La boucherie de 1914-18, les hussards noirs de la République et les anciens combattants aux gueules cassées, la répression de l’Occupation allemande et ses ambiguïtés, la solidarité entre Basques qui résistent, la colonisation des esprits, l’exil, la souffrance, les conditions du mauvais choix comme refuser de transmettre sa langue maternelle à sa fille, l’aliénation, le drame d’une jeune basque francophone monolingue, le notabilisme pervers, la chape de plomb, l’idéologie dominante qui vous étouffe dans un syndrome de Stockholm généralisé, comment nos adversaires font pénétrer le vers dans le fruit, instillent la haine de soi pour que les Basques deviennent les artisans de leur propre disparition… Enfin la lucidité, la prise de conscience, le réveil, la rébellion et la lutte y compris armée, avec pour corollaire inévitable le poison des querelles intestines. En cinq chapitres, le Biscayen Josu Martinez a tout compris d’Iparralde, il brosse un panorama inouï de l’histoire du XXe siècle dans un village bas-navarrais.

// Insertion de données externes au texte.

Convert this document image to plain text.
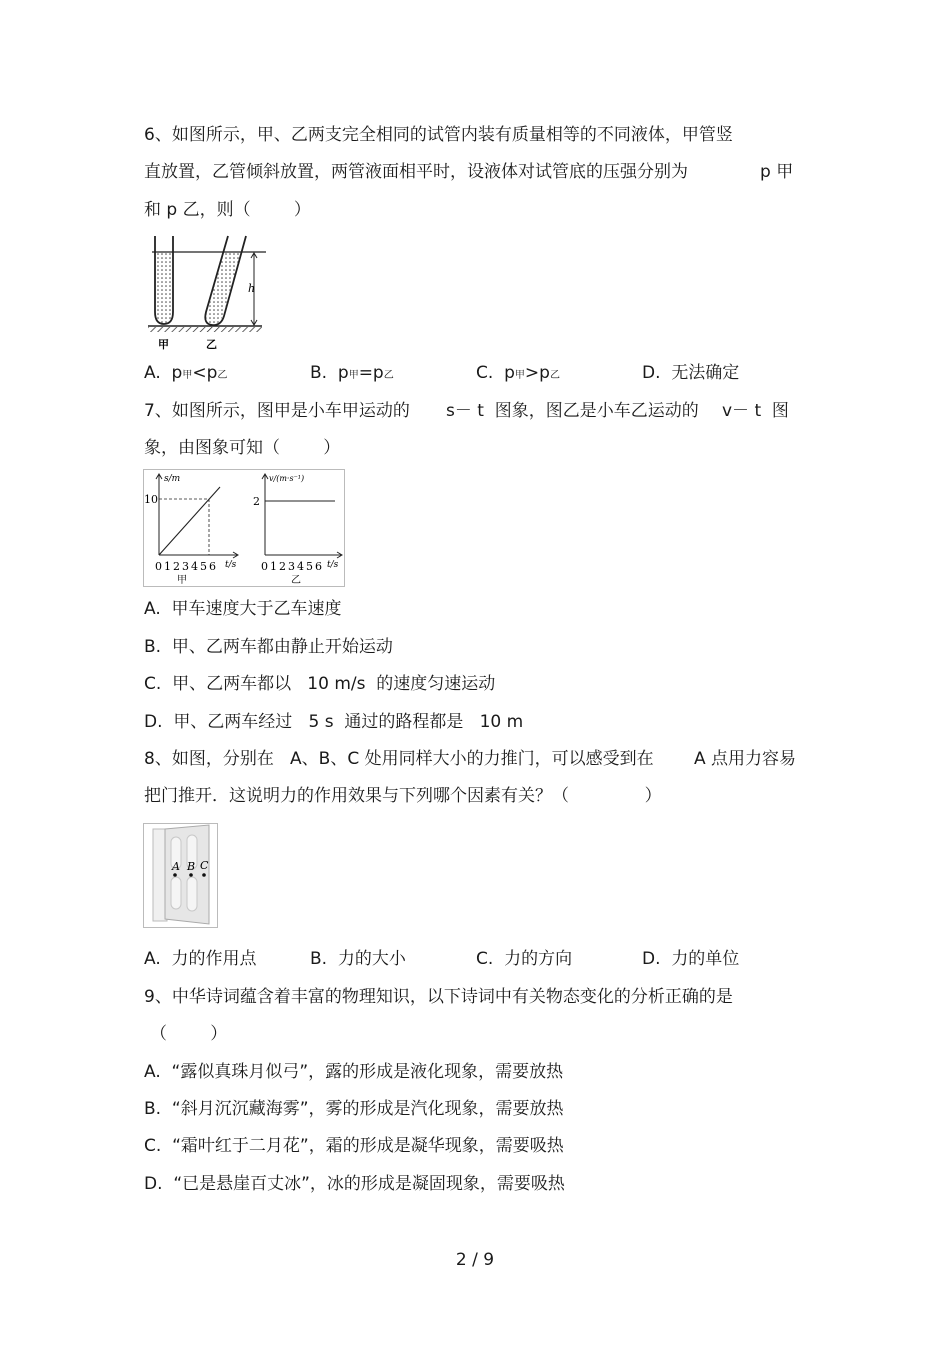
6、如图所示，甲、乙两支完全相同的试管内装有质量相等的不同液体，甲管竖
直放置，乙管倾斜放置，两管液面相平时，设液体对试管底的压强分别为	p 甲
和 p 乙，则（        ）
h
甲	乙
A. p甲<p乙	B. p甲=p乙	C. p甲>p乙	D. 无法确定
7、如图所示，图甲是小车甲运动的 s－ t  图象，图乙是小车乙运动的 v－ t  图
象，由图象可知（        ）
s/m
10
t/s
0 1 2 3 4 5 6
甲
v/(m·s⁻¹)
2
t/s
0 1 2 3 4 5 6
乙
A. 甲车速度大于乙车速度
B. 甲、乙两车都由静止开始运动
C. 甲、乙两车都以   10 m/s  的速度匀速运动
D. 甲、乙两车经过   5 s  通过的路程都是   10 m
8、如图，分别在   A、B、C 处用同样大小的力推门，可以感受到在 A 点用力容易
把门推开．这说明力的作用效果与下列哪个因素有关？（              ）
A B C
A. 力的作用点	B. 力的大小	C. 力的方向	D. 力的单位
9、中华诗词蕴含着丰富的物理知识，以下诗词中有关物态变化的分析正确的是
（        ）
A. “露似真珠月似弓”，露的形成是液化现象，需要放热
B. “斜月沉沉藏海雾”，雾的形成是汽化现象，需要放热
C. “霜叶红于二月花”，霜的形成是凝华现象，需要吸热
D. “已是悬崖百丈冰”，冰的形成是凝固现象，需要吸热
2 / 9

Le spectateur peine à croire que ce cinéaste évoque tant de sujets en quelques dizaines de minutes. Il y parvient en évitant le prêchi-prêcha didactique, les lourdes explications socio-linguistiques ou la démonstration de notre colonisation mentale, culturelle, économique. Avec un art consommé de la mise en scène, il manie l’art de l’allusion et de l’ellipse. Pour reprendre un fragment d’Héraclite, Josu Martinez « ne dit ni ne cache, il signifie », son film est limpide et garde une part de mystère. Nous avons là un artiste qui manie le langage cinématographique avec talent. Il filme paysages et décors avec la discrétion et le sens du secret qui conviennent. Ses photos n’ont rien à voir avec les images d’Epinal aux quadrichromies survitaminées par Photoshop qui inondent revues et livres sur un Pays Basque à l’intention des touristes.
Bon tempo
Son sens du rythme et du silence sonne juste. Son usage sensible de la lenteur, comme celui de l’inexprimable, nous pénètrent au plus profond. Le bon tempo du film fait suinter le cyanure qui peu à peu nous tue. Ni esbroufe inutile, ni redondance, peu de mots suffisent pour dire les grandes douleurs. Un brin de jansénisme, un simple battement de cil, de la pudeur avant toute chose, quelques échanges de regards en disent assez. Il sait filmer la peur, celle de l’enfant puni, du soldat dévasté, du résistant aux abois, la peur farouche qui fait briller les jeux de l’andereño en lutte, la peur de ceux qui subissent, « la peur comme un corbeau penché sur le devoir, la peur qui perce les poumons d’une lame de fer, depuis le début, le chantage du pouvoir ».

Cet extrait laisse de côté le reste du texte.